Dante and I were close and open with one another. He was like a brother to me, and because we were all dark-haired and had blue eyes, sometimes people wondered if Dante and I were indeed brothers. But the minute he opened his mouth and his Italian accent struck, there was no doubt where he was from.
‘Dad is going to find a way to help Elika. Can you find out which rehab center her sister is at?’
‘Ka Pono,’ Dante supplied, and when I raised an eyebrow in inquiry, he chuckled. ‘I spoke with her boss to get a better sense of what’s going on in Elika’s life after you asked about her.’
‘She works a lot.’
‘She has to. Ka Pono is not cheap.’
‘She doesn’t look like herself,’ I remarked. ‘She used to be full of life, and now it’s like someone dimmed the light inside her.’
‘She’s not had it easy. What were you doing when you were twenty-six?’

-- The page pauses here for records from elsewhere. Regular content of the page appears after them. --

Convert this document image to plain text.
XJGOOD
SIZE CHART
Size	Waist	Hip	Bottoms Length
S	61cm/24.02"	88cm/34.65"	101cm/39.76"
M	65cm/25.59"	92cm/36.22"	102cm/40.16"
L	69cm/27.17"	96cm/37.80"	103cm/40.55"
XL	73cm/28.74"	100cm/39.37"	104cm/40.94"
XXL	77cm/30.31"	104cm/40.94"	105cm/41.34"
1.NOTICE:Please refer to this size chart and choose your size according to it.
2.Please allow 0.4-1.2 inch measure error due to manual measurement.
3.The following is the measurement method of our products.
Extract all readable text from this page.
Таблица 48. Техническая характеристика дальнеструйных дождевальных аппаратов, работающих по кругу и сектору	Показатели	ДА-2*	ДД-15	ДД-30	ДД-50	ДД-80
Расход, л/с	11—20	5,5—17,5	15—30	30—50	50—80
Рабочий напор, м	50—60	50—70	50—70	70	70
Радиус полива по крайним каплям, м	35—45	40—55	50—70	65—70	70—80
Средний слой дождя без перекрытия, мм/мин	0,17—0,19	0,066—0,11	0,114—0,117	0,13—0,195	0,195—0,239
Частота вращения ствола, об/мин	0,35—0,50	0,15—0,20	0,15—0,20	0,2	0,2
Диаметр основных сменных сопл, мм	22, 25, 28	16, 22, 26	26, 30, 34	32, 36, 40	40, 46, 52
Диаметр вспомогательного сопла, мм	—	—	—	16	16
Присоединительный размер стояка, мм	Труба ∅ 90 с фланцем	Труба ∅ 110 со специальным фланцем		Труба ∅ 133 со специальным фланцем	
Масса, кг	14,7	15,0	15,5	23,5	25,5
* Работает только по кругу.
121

That was when I’d met Elika—and I had been living the life. Running the Asian operations of Archer Arts & Antiquities, traveling first-class around the world, extending vacations, and having a great time. Hell, I was doing all of those things now.
‘Point taken.’
‘What will you do about Felicity?’
‘I…we’re engaged.’
‘That’s not a permanent relationship. Hell, even marriage isn’t.’
‘I love her, Dante.’ But did I?
‘I’m going to say this for the last time. She’s wrong for you. You’re making a mistake. If you get married, I’ll offer you my condolences instead of my congratulations.’
‘Well, you’re all heart.’
‘Fuck, no. I’m an asshole, but I’m an honest one. Felicity is good on paper and fits the list your snobbish ass put together, but if you see her through your heart…I doubt she looks suitable.’
‘Did you say, heart?’
Dante shuddered. ‘I know, I’m not happy about that either. Feel like another drink?’
‘Sure.’ I didn’t want to go to bed where Felicity was sleeping, where she’d expect us to make love. If I was having trouble fucking my gorgeous and sexy fiancée now before we were married, what kind of sex life would we have when we were married?
I drank a whole finger of Scotch in one go at that thought.